8. Tot slot is de rechtbank van oordeel dat het beroep op artikel 8 van het EVRM en artikel 7 van het Handvest niet kan slagen. Uit vaste jurisprudentie van de Afdeling13 volgt dat de afgifte van een document als bedoeld in artikel 9 van de Vw geen verdere strekking heeft dan dat het bestaan van rechtmatig verblijf als gemeenschapsonderdaan wordt bevestigd. Een beroep op artikel 8 van het EVRM (of artikel 7 van het Handvest) kan nooit leiden tot afgifte van het gevraagde document.

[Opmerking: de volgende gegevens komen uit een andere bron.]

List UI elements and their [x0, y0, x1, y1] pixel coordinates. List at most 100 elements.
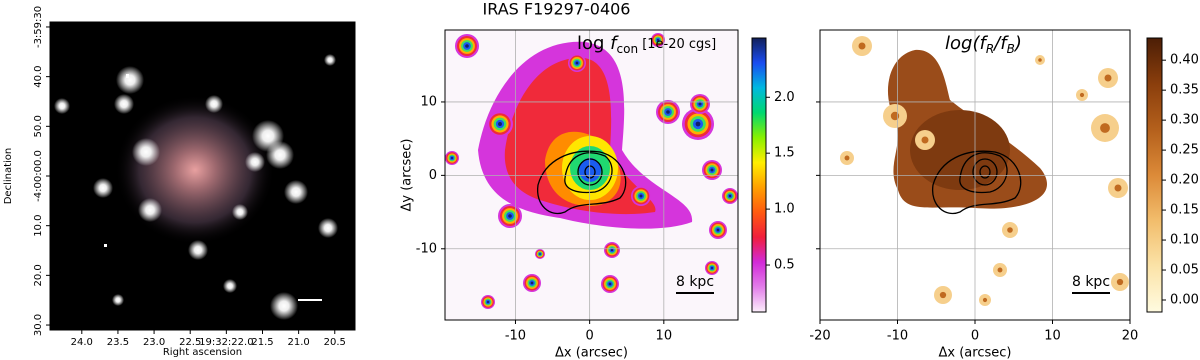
- map-label-part: con: [617, 42, 639, 56]
- star: [232, 204, 248, 220]
- source: [610, 248, 614, 252]
- x-tick-label: 20.5: [324, 337, 346, 348]
- source: [608, 282, 612, 286]
- star: [132, 138, 160, 166]
- scale-bar-label: 8 kpc: [296, 284, 323, 295]
- y-axis-label: Declination: [3, 148, 14, 205]
- colorbar-tick-label: 0.05: [1170, 263, 1199, 278]
- y-tick-label: -4:00:00.0: [33, 150, 44, 202]
- map-label-part: [1e-20 cgs]: [638, 37, 716, 52]
- colorbar-tick-label: 0.30: [1170, 113, 1199, 128]
- x-tick-label: 20: [1122, 329, 1139, 344]
- source-core: [844, 155, 850, 161]
- x-axis-label: Right ascension: [163, 347, 242, 358]
- x-tick-label: 10: [656, 329, 673, 344]
- x-axis-label: Δx (arcsec): [555, 346, 628, 360]
- source-core: [890, 111, 900, 121]
- source-core: [921, 136, 929, 144]
- y-tick-label: 30.0: [33, 314, 44, 336]
- source: [465, 44, 469, 48]
- x-tick-label: 19:32:22.0: [199, 337, 253, 348]
- source-core: [1079, 92, 1085, 98]
- star: [284, 180, 308, 204]
- map-label-part: f: [979, 33, 988, 54]
- x-tick-label: -10: [505, 329, 526, 344]
- map-label-part: log: [577, 33, 610, 54]
- source-core: [858, 42, 866, 50]
- star: [114, 94, 134, 114]
- x-tick-label: 23.5: [107, 337, 129, 348]
- artifact: [104, 244, 107, 247]
- x-tick-label: -20: [809, 329, 830, 344]
- star: [188, 240, 208, 260]
- star: [205, 95, 223, 113]
- x-tick-label: 24.0: [71, 337, 93, 348]
- colorbar-tick-label: 1.0: [774, 202, 795, 217]
- y-tick-label: 40.0: [33, 66, 44, 88]
- colorbar-tick-label: 0.00: [1170, 293, 1199, 308]
- scale-bar-label: 8 kpc: [1072, 274, 1110, 290]
- source-core: [1038, 58, 1042, 62]
- source: [710, 168, 714, 172]
- source: [728, 194, 732, 198]
- source: [716, 228, 720, 232]
- y-tick-label: 10: [420, 94, 437, 109]
- map-label-part: R: [986, 42, 994, 56]
- source: [508, 214, 512, 218]
- colorbar-tick-label: 0.25: [1170, 143, 1199, 158]
- y-tick-label: 10.0: [33, 215, 44, 237]
- y-axis-label: Δy (arcsec): [400, 139, 415, 212]
- source: [666, 110, 670, 114]
- x-tick-label: 21.5: [251, 337, 273, 348]
- scale-bar-label: 8 kpc: [676, 274, 714, 290]
- chart-title: IRAS F19297-0406: [483, 0, 631, 19]
- colorbar: [1146, 37, 1163, 313]
- color-core: [910, 110, 1010, 190]
- y-tick-label: 20.0: [33, 264, 44, 286]
- star: [93, 178, 113, 198]
- x-axis-label: Δx (arcsec): [939, 346, 1012, 360]
- star: [270, 292, 298, 320]
- y-tick-label: -10: [416, 241, 437, 256]
- map-label-part: B: [1007, 42, 1015, 56]
- x-tick-label: 0: [971, 329, 979, 344]
- source-core: [1104, 74, 1112, 82]
- star: [138, 198, 162, 222]
- source-core: [1114, 184, 1122, 192]
- source: [530, 281, 534, 285]
- map-label-part: ): [1013, 33, 1022, 54]
- map-label: log fcon [1e-20 cgs]: [577, 33, 716, 56]
- source: [639, 194, 643, 198]
- source-core: [939, 291, 947, 299]
- y-tick-label: 50.0: [33, 115, 44, 137]
- x-tick-label: 23.0: [143, 337, 165, 348]
- colorbar-tick-label: 0.10: [1170, 233, 1199, 248]
- star: [324, 54, 336, 66]
- source: [656, 38, 660, 42]
- x-tick-label: 21.0: [287, 337, 309, 348]
- source: [498, 122, 502, 126]
- colorbar-tick-label: 0.20: [1170, 173, 1199, 188]
- contours: [932, 150, 1022, 215]
- x-tick-label: 0: [586, 329, 594, 344]
- x-tick-label: 10: [1044, 329, 1061, 344]
- colorbar-tick-label: 1.5: [774, 146, 795, 161]
- star: [318, 218, 338, 238]
- colorbar: [751, 37, 767, 313]
- y-tick-label: -3:59:30: [33, 6, 44, 48]
- source: [486, 300, 490, 304]
- colorbar-tick-label: 0.15: [1170, 203, 1199, 218]
- colorbar-tick-label: 0.40: [1170, 53, 1199, 68]
- rgb-image: [50, 22, 355, 330]
- map-label: log(fR/fB): [945, 33, 1022, 56]
- star: [266, 141, 294, 169]
- colorbar-tick-label: 2.0: [774, 90, 795, 105]
- star: [112, 294, 124, 306]
- source-core: [1007, 227, 1013, 233]
- source: [539, 253, 541, 255]
- star: [54, 98, 70, 114]
- colorbar-tick-label: 0.35: [1170, 83, 1199, 98]
- star: [245, 152, 265, 172]
- source: [575, 61, 579, 65]
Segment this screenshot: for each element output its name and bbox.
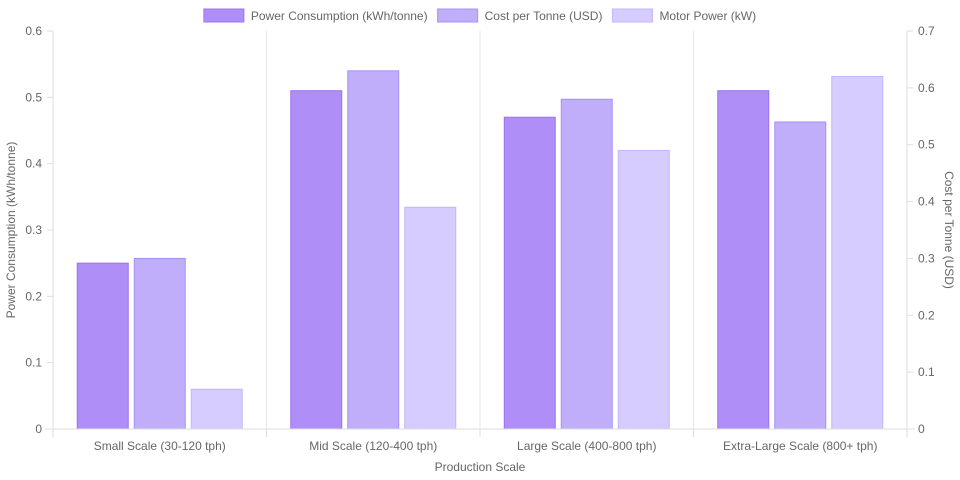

Het beroep van eiseres op de uitspraak van de Afdeling van 21 februari 2019 kan niet tot een ander oordeel leiden. Uit deze uitspraak volgt slechts dat verweerder in procedures zoals deze de bevoegdheid heeft om ambtshalve te beoordelen of een vreemdeling aanspraak heeft op een reguliere verblijfsvergunning op grond van artikel 8 van het EVRM en niet dat verweerder daartoe ook verplicht is. Als eiseres haar aanspraak op verblijf met het oog op artikel 8 van het EVRM beoordeeld wenst te zien, kan zij een daartoe strekkende aanvraag indienen.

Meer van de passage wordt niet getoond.